The Mask se déguise, s’inventant des scénarios débiles qui seront sans conséquences pour lui, moins pour les autres personnes impliquées dans ces jeux de rôle qui s'avèreront. Il sort des armes d’entre-les-cases qu’il utilise pour transpercer, déchiqueter ou exploser, tandis qu’il débite répliques de films, punchlines détonantes et se moque sans merci de toutes les personnes qui se trouvent impliquées, y compris de lui-même. Il peut se faire transpercer le torse, éclater la tête, il survit à tout, dans son excès et sa folie habituelle.
Cette exubérance 18+ s’exprime dans les 9 épisodes ici reproduits par le dessin de Doug Mahnke. L’évolution est d’ailleurs assez saisissante, les premières pages étant encore un peu maladroites, assez confuses et le trait irrégulier, surtout sur les visages. Mais progressivement Doug s’améliore, son trait devient plus assuré, le réalisme de ses personnages humains contraste avec l’expressivité de The Mask, dont les rictus remplis de ses grandes dents sont ravageurs, tandis que la folie se lit sur son visage. Les pages deviennent même de plus en plus détaillées, la mise en scène est de plus en plus entraînante. L’encrage (apparemment assuré par Doug) est même plus certain, plus appuyé dans la deuxième mini-série, tandis que le changement de coloriste est appréciable, même si les couleurs plus en nuances de la première ne manquent pas de charme.
Certaines pages sont tout de même incroyables, d’un sens du détail et de la composition assez bluffant. Voir The Mask déchirer son « masque » d’humain fait toujours son petit effet, tandis que certaines scènes plus musclées possèdent la vitamine attendue avec un tel zigoto. On pardonnera donc ces premières pages, loin d’être mauvaises, mais dont la maîtrise n’est pas encore là, et on peut la voir arriver assez rapidement.
C’est sûr, l’incarnation papier de The Mask est assez différente de la version ciné.
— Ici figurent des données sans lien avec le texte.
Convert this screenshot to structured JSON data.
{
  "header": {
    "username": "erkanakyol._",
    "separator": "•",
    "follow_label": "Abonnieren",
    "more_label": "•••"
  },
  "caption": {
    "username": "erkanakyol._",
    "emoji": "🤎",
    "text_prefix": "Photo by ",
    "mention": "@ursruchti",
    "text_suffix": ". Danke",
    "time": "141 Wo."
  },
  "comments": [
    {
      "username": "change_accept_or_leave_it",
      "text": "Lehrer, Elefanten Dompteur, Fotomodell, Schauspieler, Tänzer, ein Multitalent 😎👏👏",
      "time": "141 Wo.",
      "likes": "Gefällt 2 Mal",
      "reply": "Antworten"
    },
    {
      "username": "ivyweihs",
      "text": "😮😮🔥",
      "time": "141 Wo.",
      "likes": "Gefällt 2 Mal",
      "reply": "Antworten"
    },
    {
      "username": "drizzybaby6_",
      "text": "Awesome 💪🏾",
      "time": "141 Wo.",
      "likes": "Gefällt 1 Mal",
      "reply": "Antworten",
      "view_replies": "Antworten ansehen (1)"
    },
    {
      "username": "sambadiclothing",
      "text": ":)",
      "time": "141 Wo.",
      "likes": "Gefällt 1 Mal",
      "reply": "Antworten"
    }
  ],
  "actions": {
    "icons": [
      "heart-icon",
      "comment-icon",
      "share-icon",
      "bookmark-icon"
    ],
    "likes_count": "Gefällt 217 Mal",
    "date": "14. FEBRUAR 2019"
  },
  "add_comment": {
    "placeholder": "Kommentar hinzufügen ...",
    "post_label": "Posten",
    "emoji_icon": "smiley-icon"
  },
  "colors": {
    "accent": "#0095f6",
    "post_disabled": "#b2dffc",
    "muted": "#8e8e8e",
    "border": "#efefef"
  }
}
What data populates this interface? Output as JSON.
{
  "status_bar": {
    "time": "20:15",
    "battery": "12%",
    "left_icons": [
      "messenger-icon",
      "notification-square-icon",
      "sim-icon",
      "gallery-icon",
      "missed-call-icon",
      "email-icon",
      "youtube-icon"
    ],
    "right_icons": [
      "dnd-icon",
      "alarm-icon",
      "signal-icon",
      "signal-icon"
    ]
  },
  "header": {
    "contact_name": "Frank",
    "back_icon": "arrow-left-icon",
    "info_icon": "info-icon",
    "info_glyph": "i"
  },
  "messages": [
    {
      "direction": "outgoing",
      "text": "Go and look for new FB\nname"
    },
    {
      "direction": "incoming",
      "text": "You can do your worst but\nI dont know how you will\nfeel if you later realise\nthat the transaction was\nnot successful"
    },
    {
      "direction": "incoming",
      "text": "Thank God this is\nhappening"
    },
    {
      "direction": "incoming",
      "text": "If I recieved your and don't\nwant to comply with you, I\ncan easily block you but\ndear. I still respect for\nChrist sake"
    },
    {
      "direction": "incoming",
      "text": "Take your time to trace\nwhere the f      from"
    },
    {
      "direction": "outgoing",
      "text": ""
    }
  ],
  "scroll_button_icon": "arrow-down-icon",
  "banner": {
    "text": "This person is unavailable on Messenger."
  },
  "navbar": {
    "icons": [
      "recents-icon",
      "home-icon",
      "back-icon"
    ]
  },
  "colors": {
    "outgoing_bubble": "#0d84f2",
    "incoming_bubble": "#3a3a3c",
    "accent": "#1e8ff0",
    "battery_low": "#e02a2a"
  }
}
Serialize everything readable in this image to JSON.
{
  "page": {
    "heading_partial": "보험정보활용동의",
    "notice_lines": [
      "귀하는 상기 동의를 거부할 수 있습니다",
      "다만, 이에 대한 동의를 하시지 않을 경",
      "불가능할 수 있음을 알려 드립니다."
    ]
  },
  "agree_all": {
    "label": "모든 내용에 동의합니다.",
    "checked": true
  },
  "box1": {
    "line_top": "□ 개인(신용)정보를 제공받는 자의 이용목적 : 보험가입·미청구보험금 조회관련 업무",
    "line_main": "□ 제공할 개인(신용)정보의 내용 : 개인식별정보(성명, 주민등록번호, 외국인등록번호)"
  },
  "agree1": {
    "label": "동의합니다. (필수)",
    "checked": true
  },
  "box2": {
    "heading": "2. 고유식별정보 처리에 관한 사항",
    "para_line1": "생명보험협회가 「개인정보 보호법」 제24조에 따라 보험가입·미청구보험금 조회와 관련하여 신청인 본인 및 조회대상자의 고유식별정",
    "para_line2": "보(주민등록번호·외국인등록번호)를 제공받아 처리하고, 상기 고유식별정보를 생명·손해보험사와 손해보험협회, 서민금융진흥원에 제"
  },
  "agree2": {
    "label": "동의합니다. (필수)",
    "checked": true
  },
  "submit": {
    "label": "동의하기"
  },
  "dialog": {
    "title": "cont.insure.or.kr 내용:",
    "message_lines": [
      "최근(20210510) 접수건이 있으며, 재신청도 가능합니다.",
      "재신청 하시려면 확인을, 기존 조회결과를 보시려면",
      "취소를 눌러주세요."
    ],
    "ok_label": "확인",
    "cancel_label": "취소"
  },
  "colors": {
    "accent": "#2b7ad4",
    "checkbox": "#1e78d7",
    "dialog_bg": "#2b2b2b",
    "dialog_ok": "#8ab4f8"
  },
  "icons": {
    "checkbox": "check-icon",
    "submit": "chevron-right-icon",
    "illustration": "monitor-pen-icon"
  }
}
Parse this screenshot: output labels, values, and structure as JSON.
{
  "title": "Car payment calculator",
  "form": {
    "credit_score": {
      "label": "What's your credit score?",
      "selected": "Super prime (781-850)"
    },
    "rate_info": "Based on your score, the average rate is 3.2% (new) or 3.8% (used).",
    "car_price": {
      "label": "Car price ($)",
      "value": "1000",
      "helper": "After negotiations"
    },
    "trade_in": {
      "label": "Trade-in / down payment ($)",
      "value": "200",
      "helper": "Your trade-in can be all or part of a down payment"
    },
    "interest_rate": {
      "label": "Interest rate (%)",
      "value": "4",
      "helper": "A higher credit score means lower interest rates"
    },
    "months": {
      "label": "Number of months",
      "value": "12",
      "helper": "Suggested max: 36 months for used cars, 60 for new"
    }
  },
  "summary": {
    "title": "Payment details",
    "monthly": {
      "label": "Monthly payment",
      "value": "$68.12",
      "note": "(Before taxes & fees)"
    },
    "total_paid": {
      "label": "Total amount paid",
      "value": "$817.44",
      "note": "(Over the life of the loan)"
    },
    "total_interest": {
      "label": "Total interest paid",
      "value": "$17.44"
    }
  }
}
Certes, quelques personnages sont toujours présents, quelques scènes ont été adaptées et il y a évidemment toujours ce personnage fantasque, sûr de lui et aux nombreuses capacités incroyables. On pourra s’étonner de l’absence de tension sexuelle, tout au plus quelques allusions, la version BD semble moins portée sur l’affaire que son homonyme incarné par Jim Carrey. D’ailleurs cette version cinéma propose une histoire tout de même plus construite, certes assez cinématographique mais très entraînante.
Ce n’est donc pas une mauvaise adaptation, loin de là, ce qui me rassure. Mais elle n’a évidemment pas la folie furieuse de ces quelques pages, où The Mask se révèle être un anti-héros ambigu, parfois même vilain, selon où l’entraînent ses délires. Mélangeant série policière et cartoon transgressif, l’histoire globale est un gentil prétexte, seuls comptent ses personnages parmi lesquels ce lutin à tête verte.
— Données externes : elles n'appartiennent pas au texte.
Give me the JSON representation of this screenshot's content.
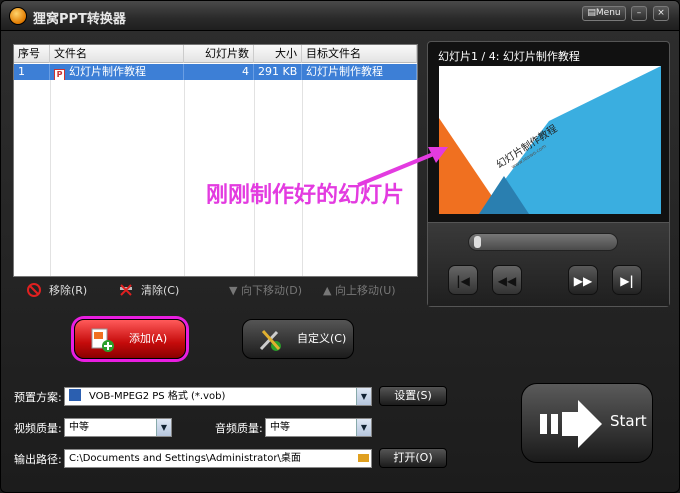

Une autre mini-série a été réalisée par les deux trublions artistes de cet épais volume, que Délirium a publié en octobre 2020 dans un plus court album. C'est une nouvelle fois de la bonne. L'éditeur a poursuivi son travail avec un troisième tome, même si la qualité a chuté et le dernier sert à compléter la collection, pas à se taper le cul par terre de jubilation. Même Urban Comics s'est joint à l'effort de guerre, en publiant Joker vs The Mask qui regroupe les aventures citées plus haut avec le Joker et Lobo (enfin !), et il serait dommage de rater sa lecture.
La production éditoriale a malgré tout été assez limitée, principalement concentrée sur les années 1990. Le personnage a connu un plus grand succès au cinéma qu’en papier, entraînant un certain nombre de dérivés. Même si on peut reprocher à l’éditeur français d’être assez avare en contenu supplémentaire, ne proposant en plus que les couvertures originales, il était temps qu’on puisse enfin découvrir le personnage dans ses meilleures aventures. Alors, merci, merci et merci.